Plus de 15 millions de jeunes arbres sont produits tous les ans dans la pépinière. Le bois est ensuite transformé en charbon dans les unités de carbonisation, une par plantation pour limiter les coûts de transport. Plus de 26 000 tonnes de charbon sont envoyées tous les mois vers les hauts-fourneaux de Belo Horizonte. Même exigence de productivité côté mine : « Nous avons divisé par deux les déchets par tonne de minerai produit en une dizaine d'années », souligne Reinaldo Brandao, responsable de la production de la mine de Pau Branco. « On pourrait sans problème passer de 4 à 6 millions de tonnes produites par an », renchérit Manfred Leyerer.

Capacités dopées

Une flexibilité bienvenue, car les besoins en fer sont appelés à exploser. Dans l'usine historique les machines tournent déjà à plein régime : des mandrins (pièces métalliques) perforent des billettes d'acier en fusion pour donner leur forme aux tubes, qui s'entrechoquent dans un vacarme infernal. « On fabrique 90 tubes par heure », explique Guillaume Neel, ingénieur procédés du laminoir.
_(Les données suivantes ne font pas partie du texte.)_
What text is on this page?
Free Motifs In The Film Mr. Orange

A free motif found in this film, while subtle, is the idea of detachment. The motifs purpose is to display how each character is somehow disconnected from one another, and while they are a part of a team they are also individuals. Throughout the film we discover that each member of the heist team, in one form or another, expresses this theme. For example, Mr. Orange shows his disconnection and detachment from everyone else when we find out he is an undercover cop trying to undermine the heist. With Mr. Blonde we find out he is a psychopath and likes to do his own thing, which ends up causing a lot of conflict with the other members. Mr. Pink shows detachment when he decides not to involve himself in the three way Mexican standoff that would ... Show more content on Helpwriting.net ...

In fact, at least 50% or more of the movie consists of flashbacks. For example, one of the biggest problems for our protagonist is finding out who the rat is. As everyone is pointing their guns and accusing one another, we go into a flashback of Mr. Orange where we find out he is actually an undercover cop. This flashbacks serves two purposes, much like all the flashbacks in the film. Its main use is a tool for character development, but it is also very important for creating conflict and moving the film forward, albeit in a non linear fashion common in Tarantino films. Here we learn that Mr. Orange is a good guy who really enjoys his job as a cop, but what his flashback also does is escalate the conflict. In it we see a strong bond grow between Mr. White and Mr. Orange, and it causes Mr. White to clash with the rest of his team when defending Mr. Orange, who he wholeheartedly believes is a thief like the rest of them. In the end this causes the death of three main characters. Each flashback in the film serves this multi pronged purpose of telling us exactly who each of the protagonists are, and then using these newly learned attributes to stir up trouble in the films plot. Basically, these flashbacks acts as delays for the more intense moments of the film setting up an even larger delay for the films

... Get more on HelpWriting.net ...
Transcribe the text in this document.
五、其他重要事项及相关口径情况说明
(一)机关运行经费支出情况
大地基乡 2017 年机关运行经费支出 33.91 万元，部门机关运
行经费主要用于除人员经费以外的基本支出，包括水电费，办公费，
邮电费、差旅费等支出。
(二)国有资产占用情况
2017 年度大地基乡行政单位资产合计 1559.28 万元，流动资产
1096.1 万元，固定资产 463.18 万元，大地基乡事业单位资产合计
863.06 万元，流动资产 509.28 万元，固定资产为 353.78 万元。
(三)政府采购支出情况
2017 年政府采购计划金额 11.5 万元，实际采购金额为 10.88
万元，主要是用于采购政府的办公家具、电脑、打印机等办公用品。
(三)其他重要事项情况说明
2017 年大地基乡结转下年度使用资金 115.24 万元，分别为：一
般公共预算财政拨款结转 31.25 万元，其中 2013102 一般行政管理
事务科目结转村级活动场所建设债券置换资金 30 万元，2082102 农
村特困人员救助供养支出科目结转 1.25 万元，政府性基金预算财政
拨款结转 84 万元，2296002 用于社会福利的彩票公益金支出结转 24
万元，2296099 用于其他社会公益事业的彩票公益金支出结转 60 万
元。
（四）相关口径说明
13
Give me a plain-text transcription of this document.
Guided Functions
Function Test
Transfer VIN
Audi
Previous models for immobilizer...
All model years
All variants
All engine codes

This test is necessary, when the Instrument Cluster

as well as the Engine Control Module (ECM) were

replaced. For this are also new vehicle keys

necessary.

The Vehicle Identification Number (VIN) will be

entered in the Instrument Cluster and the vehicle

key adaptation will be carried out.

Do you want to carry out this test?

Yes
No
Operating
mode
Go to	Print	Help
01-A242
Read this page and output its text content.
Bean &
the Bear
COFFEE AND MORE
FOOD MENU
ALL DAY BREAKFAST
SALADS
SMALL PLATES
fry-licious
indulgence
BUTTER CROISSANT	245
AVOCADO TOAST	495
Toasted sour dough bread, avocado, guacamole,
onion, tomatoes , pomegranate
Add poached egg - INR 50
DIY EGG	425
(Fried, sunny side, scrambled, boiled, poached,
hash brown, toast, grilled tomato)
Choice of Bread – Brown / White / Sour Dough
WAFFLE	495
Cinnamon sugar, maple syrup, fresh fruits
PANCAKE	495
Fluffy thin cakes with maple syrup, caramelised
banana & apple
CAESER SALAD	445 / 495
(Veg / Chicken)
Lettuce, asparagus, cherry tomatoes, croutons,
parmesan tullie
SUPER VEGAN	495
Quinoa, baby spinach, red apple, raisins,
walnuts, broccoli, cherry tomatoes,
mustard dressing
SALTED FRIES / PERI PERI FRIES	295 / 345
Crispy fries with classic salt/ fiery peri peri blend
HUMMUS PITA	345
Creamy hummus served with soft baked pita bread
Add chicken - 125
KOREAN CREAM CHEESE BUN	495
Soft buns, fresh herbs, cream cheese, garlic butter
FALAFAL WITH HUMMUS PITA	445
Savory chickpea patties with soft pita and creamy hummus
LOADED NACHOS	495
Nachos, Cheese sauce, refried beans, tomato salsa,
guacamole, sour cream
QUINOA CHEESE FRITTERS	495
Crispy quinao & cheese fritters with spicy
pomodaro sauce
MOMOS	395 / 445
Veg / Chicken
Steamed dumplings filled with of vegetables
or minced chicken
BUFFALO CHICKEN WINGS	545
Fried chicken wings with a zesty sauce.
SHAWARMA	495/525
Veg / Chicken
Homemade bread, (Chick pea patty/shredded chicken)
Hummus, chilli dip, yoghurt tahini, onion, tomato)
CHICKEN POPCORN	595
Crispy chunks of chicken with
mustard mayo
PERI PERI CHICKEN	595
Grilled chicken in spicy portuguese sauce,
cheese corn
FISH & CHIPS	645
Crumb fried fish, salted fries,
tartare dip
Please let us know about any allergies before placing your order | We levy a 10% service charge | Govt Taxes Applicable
Et ce n'est que le début : à une centaine de kilomètres de l'usine, le nouveau site VSB - un investissement de 1,4 milliard d'euros partagé avec le japonais Sumitomo -, est en voie de finition. Un complexe gigantesque de 250 hectares, intégrant une aciérie et une tuberie, qui dopera de 10 % les capacités mondiales de Vallourec. « Le site sera destiné à l'exportation de tubes pour l'industrie pétrolière et gazière, notamment vers le reste de l'Amérique du Sud, l'Amérique du Nord, l'Afrique et le Moyen-Orient », indique Joao Perez.
1eres livraisons prévues pour fin 2011.